Cloddfa Pedr (Peter's Quarry)

by Mel

Cloddfa Pedr is a long abandoned slate quarry that used to be connected to the Wetton Gooey Light Railway via an incline. However, (as was the case with so many Welsh slate quarries) it barely lasted past the second world war and now lies silent on the slopes above the railway being gradually smothered by Mother Nature, it's only visitor being the occasional sheep sheltering from the wind inside the remaining walls of the winding house.

Why Cloddfa Pedr? Well, the inspiration for this "outside diorama" came from one man, the late, great Peter Jones. Hence "Peter's Quarry" (assuming that the English to Welsh translation page of Cardiff Uni's website is accurate?). I never met Peter, but we often exchanged emails and he was incredibly supportive when I was developing the WGLR. I remember Peter once wrote that he sometimes caught his wife looking out of the kitchen window with tears in her eyes as she surveyed the scenes on Peter's Compton Down garden railway with it's factories belching out real smoke and surrounded by rusting hulks and wagons. Sadly, I'll never be able to email Peter a few photo's of my abandoned quarry, but maybe he's able to look down on it from time to time with a wry smile? Like me, he was a man who really appreciated rust.

In many ways this is the most realistic stretch of railway in our garden. It really is not connected in any way to the track of the WGLR, it really is just sitting there being subjected to everything the British climate can throw at it and it really is being slowly overgrown by the plants that share it's location. The track is just a couple of feet of ancient LGB planted in soil so that only the rails are (barely) visible. The remains of the winding house are made from cheap shuttering and will one day rot away - maybe they will be replaced, maybe they will simply be allowed to disappear. The site is just a raised bed between the back of the garage (must come up with a way of hiding that brick wall some day?) and the steps up to the water butt, surrounded by crumbling stone walls covered in moss. The plants (Peris, London Pride, Solomon Seals, Bluebelles, Ferns and Hardy Fuscias) grow over, alongside and even through the various models which have been posed in the quarry. Although it will never see any shunting operations, signs of life (other than the odd sheep) or other movement, I find that it still gives me as much satisfaction as any "working" model.

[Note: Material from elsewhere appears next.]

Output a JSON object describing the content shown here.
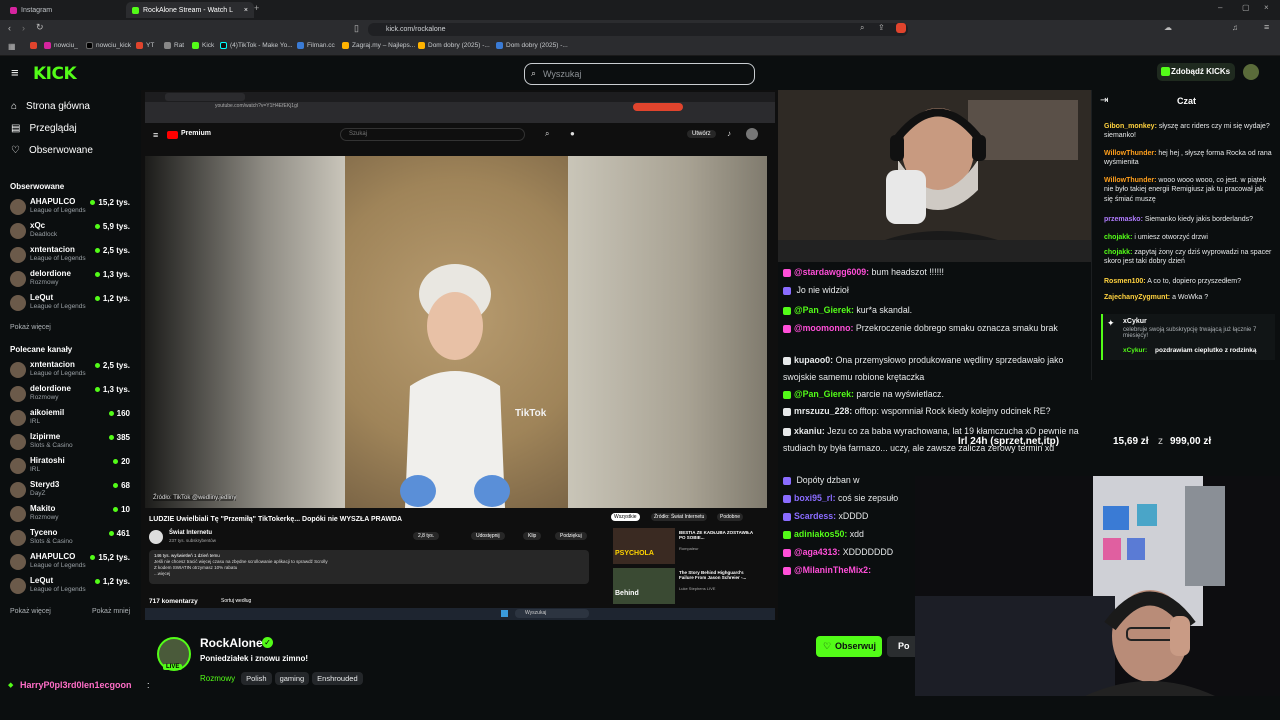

The abandoned rolling stock consists of a couple of ex Big Big Train skip wagons, an O Gauge Lima gondola (in use as a improvised buffer stop), a converted Hartland gondola explosives wagon and four Binnie skips. There's also a rusty old baked bean can in there somewhere. The raised track behind the winding house sits on a wall of slate chippings held together with silicone. Many years ago the quarry was a favourite place for courting couples and local yobs up to no good. It was by no means unknown for people to use the place to dump rubbish including the occasional knackered car. The yobs loved to find a car that still had it's wheels so that they could roll it down the incline where it would meet it's sticky end. The evidence of this high jinx is now disappearing into the undergrowth.

So there you have Cloddfa Pedr. It's not got a lot of operating potential (none in fact) and it certainly ain't pretty. But I love it and I hope that Peter would have done too. After all, there's plenty of rusty stuff to look at.